Schooled: how credit card schemes work and it’s effect on electronic payments

There I was, sitting at my desk jeje. Then Alicia says “Hey Ops, come look at this…” in that her Jamaican accent. She showed me this image.

I laughed hard. But then, it brought back something that had always confused me. I couldn’t get it. How the hell do credit cards work? I have never understood the economics of it.

It didn’t make sense to me at all how someone would ask you to borrow money, and all you have to do is pay back 10% of what you borrowed every month.

As I was musing on this, I decided to challenge Omotunde, our finance-minded guy leading M&A. “Hey dollar man” (we call him dollar man because he only discusses our investments in dollars), “can you break it down to us how credit cards work, commercially?”.

Turns out quite a number of people were interested in this topic. Ivie jumped up. Shola jumped up. Kunle left his seat to participate.

Interesting.

After a lot of back & forth and arguing, we hadn’t made headway.

Ivie’s position: Credit card schemes make money by waiting for people to default and then charge exorbitant late fees. We all disagreed. Nobody models a business on default. You won’t get investor dollars.

Sola’s position: They make money on the interest they charge monthly for usage. He couldn’t explain what then happens when they say no interest charged if you pay 10% of what you use.

Babajide was just there looking confused.

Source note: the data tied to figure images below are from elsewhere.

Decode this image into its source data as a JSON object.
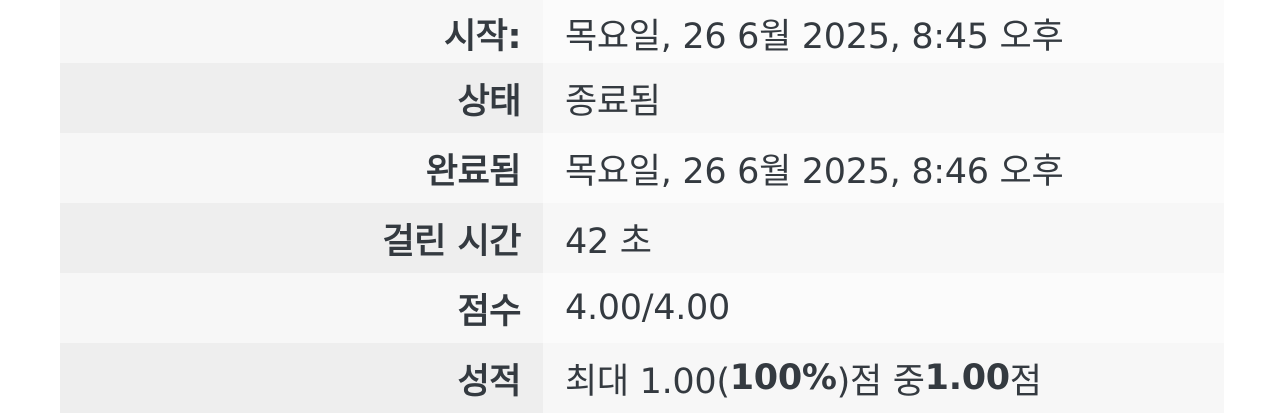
{
  "summary": {
    "rows": [
      {
        "label": "시작:",
        "value": "목요일, 26 6월 2025, 8:45 오후"
      },
      {
        "label": "상태",
        "value": "종료됨"
      },
      {
        "label": "완료됨",
        "value": "목요일, 26 6월 2025, 8:46 오후"
      },
      {
        "label": "걸린 시간",
        "value": "42 초"
      },
      {
        "label": "점수",
        "value": "4.00/4.00"
      },
      {
        "label": "성적",
        "value_parts": {
          "prefix": "최대 1.00(",
          "percent": "100%",
          "middle": ")점 중 ",
          "score": "1.00",
          "suffix": "점"
        }
      }
    ]
  }
}
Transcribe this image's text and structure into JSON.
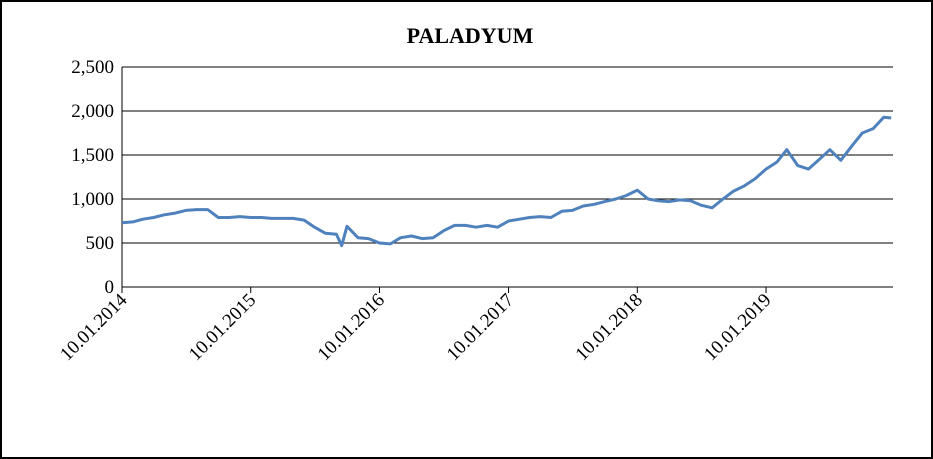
{
  "chart_data": {
    "type": "line",
    "title": "PALADYUM",
    "x": [
      "2014-01-10",
      "2014-02-10",
      "2014-03-10",
      "2014-04-10",
      "2014-05-10",
      "2014-06-10",
      "2014-07-10",
      "2014-08-10",
      "2014-09-10",
      "2014-10-10",
      "2014-11-10",
      "2014-12-10",
      "2015-01-10",
      "2015-02-10",
      "2015-03-10",
      "2015-04-10",
      "2015-05-10",
      "2015-06-10",
      "2015-07-10",
      "2015-08-10",
      "2015-09-10",
      "2015-09-25",
      "2015-10-10",
      "2015-11-10",
      "2015-12-10",
      "2016-01-10",
      "2016-02-10",
      "2016-03-10",
      "2016-04-10",
      "2016-05-10",
      "2016-06-10",
      "2016-07-10",
      "2016-08-10",
      "2016-09-10",
      "2016-10-10",
      "2016-11-10",
      "2016-12-10",
      "2017-01-10",
      "2017-02-10",
      "2017-03-10",
      "2017-04-10",
      "2017-05-10",
      "2017-06-10",
      "2017-07-10",
      "2017-08-10",
      "2017-09-10",
      "2017-10-10",
      "2017-11-10",
      "2017-12-10",
      "2018-01-10",
      "2018-02-10",
      "2018-03-10",
      "2018-04-10",
      "2018-05-10",
      "2018-06-10",
      "2018-07-10",
      "2018-08-10",
      "2018-09-10",
      "2018-10-10",
      "2018-11-10",
      "2018-12-10",
      "2019-01-10",
      "2019-02-10",
      "2019-03-10",
      "2019-04-10",
      "2019-05-10",
      "2019-06-10",
      "2019-07-10",
      "2019-08-10",
      "2019-09-10",
      "2019-10-10",
      "2019-11-10",
      "2019-12-10",
      "2019-12-31"
    ],
    "series": [
      {
        "name": "PALADYUM",
        "color": "#4f81bd",
        "values": [
          730,
          740,
          770,
          790,
          820,
          840,
          870,
          880,
          880,
          790,
          790,
          800,
          790,
          790,
          780,
          780,
          780,
          760,
          680,
          610,
          600,
          470,
          690,
          560,
          550,
          500,
          490,
          560,
          580,
          550,
          560,
          640,
          700,
          700,
          680,
          700,
          680,
          750,
          770,
          790,
          800,
          790,
          860,
          870,
          920,
          940,
          970,
          1000,
          1040,
          1100,
          1000,
          980,
          970,
          990,
          980,
          930,
          900,
          1000,
          1090,
          1150,
          1230,
          1340,
          1420,
          1560,
          1380,
          1340,
          1450,
          1560,
          1440,
          1600,
          1750,
          1800,
          1930,
          1920
        ]
      }
    ],
    "xlim": [
      "2014-01-10",
      "2020-01-05"
    ],
    "xticks": [
      {
        "value": "2014-01-10",
        "label": "10.01.2014"
      },
      {
        "value": "2015-01-10",
        "label": "10.01.2015"
      },
      {
        "value": "2016-01-10",
        "label": "10.01.2016"
      },
      {
        "value": "2017-01-10",
        "label": "10.01.2017"
      },
      {
        "value": "2018-01-10",
        "label": "10.01.2018"
      },
      {
        "value": "2019-01-10",
        "label": "10.01.2019"
      }
    ],
    "ylim": [
      0,
      2500
    ],
    "yticks": [
      0,
      500,
      {
        "value": 1000,
        "label": "1,000"
      },
      {
        "value": 1500,
        "label": "1,500"
      },
      {
        "value": 2000,
        "label": "2,000"
      },
      {
        "value": 2500,
        "label": "2,500"
      }
    ],
    "grid": true
  }
}
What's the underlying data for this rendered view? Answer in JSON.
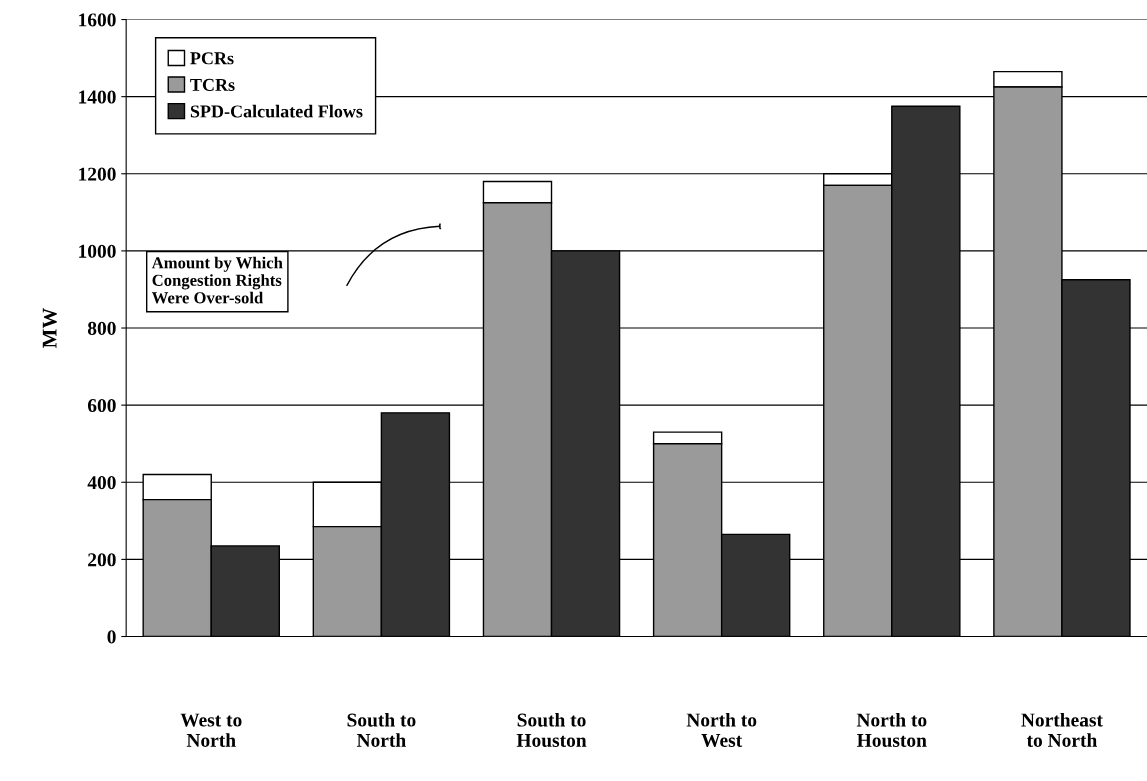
{
  "chart_data": {
    "type": "bar",
    "ylabel": "MW",
    "categories": [
      "West to\nNorth",
      "South to\nNorth",
      "South to\nHouston",
      "North to\nWest",
      "North to\nHouston",
      "Northeast\nto North"
    ],
    "series": [
      {
        "name": "PCRs",
        "color": "#ffffff",
        "base": [
          355,
          285,
          1125,
          500,
          1170,
          1425
        ],
        "values": [
          65,
          115,
          55,
          30,
          30,
          40
        ]
      },
      {
        "name": "TCRs",
        "color": "#9a9a9a",
        "values": [
          355,
          285,
          1125,
          500,
          1170,
          1425
        ]
      },
      {
        "name": "SPD-Calculated Flows",
        "color": "#333333",
        "values": [
          235,
          580,
          1000,
          265,
          1375,
          925
        ]
      }
    ],
    "ylim": [
      0,
      1600
    ],
    "yticks": [
      0,
      200,
      400,
      600,
      800,
      1000,
      1200,
      1400,
      1600
    ],
    "grid": "y",
    "legend": "top left",
    "annotations": [
      "Amount by Which\nCongestion Rights\nWere Over-sold"
    ]
  }
}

Alicia who started this problem for us also had no clue so she buried her head in her laptop.

Sigh.

Then it hit us, when we gave Omotunde a chance to talk.

Here’s his breakdown

Let’s assume you got a credit card with a limit of N100.

They tell you that as long as you pay back 10% of what you use, you don’t have to pay interest.

Month 1

What you did

  • You maxed out the N100. So you are owing N100
  • You did 5 transactions from which the fund made N5 in issuer fees.
  • You paid back N10 on time.

Credit card company position

  • When you borrowed N100, the fund went down to -N100
  • When you did the transactions, the fund gained +N5 in fees
  • You now have access to N10 with an outstanding debt of -90

The fund has +5 in fees and -90 in debt (receivables)

Month 2

What you did

  • You maxed out the N10 you have access to again. So again, you are owing N100
  • You did 5 transactions from which the fund made N5 in issuer fees.
  • You paid back N10 on time.

Credit card company position

  • When you borrowed N10 again, fund went down to -N100
  • When you did the transactions, the fund gained +N5, in fees
  • You now have access to N10 with an outstanding debt of -90

The fund has +10 in fees and -90 in debt (receivables)

Month 3

What you did

  • You maxed out the N10 you have access to again. So again, you are owing N100
  • You did 5 transactions from which the fund made N5 in issuer fees.
  • You paid back N10 on time.

Credit card company position

  • When you borrowed N10 again, fund went down to -N100
  • When you did the transactions, the fund gained +N5, in fees
  • You now have access to N10 with an outstanding debt of -90

The fund has +15 in fees and -90 in debt (receivables)

I hope you can spot the pattern…

The credit card company continues to make more money every month in issuer fees, while at any point in time, you could still be owing them in receivables.

At some point, the credit card company will make as much from usage fees (monthly fees, issuer commission from the card scheme, as well as any other “hidden fees”) that would exceed what you borrowed and you’d still be owing them. In accounting terms, what you owe them still counts as money to them. What they have made in fees has already covered what they advanced you and still generating profit going forward. It’s a risky, but good business.

This gave me an Aha! moment that explained why in the west, electronic payments are led by credit cards and not debit cards. Why? Those societies have solved most of the issues that make credit risky. Issues like identity, social security, employment rate, etc. Because these problems are largely solved, credit abounds. And you use your credit card more than you use your debit cards. It also explains why credit cards try to remove every impediment from using your card.

  • 1 click payments
  • No PIN
  • Etc…

The easier they make it for you to spend from your card, the more they make in fees. So they remove all barriers.

If you let yourself get defrauded, your credit worthiness takes a hit, so you do your best to stay safe.

In Nigeria here, our payment infrastructure is largely debit-cards/prepaid-wallets and not credit-based. Hence, banks and players have put all sorts of impediments to getting money out of your account in the name of risk management (Oh Tee Pee anyone?).

Anyway, I digress.

So Stan, I have written down my understanding of how credit cards work. As you requested.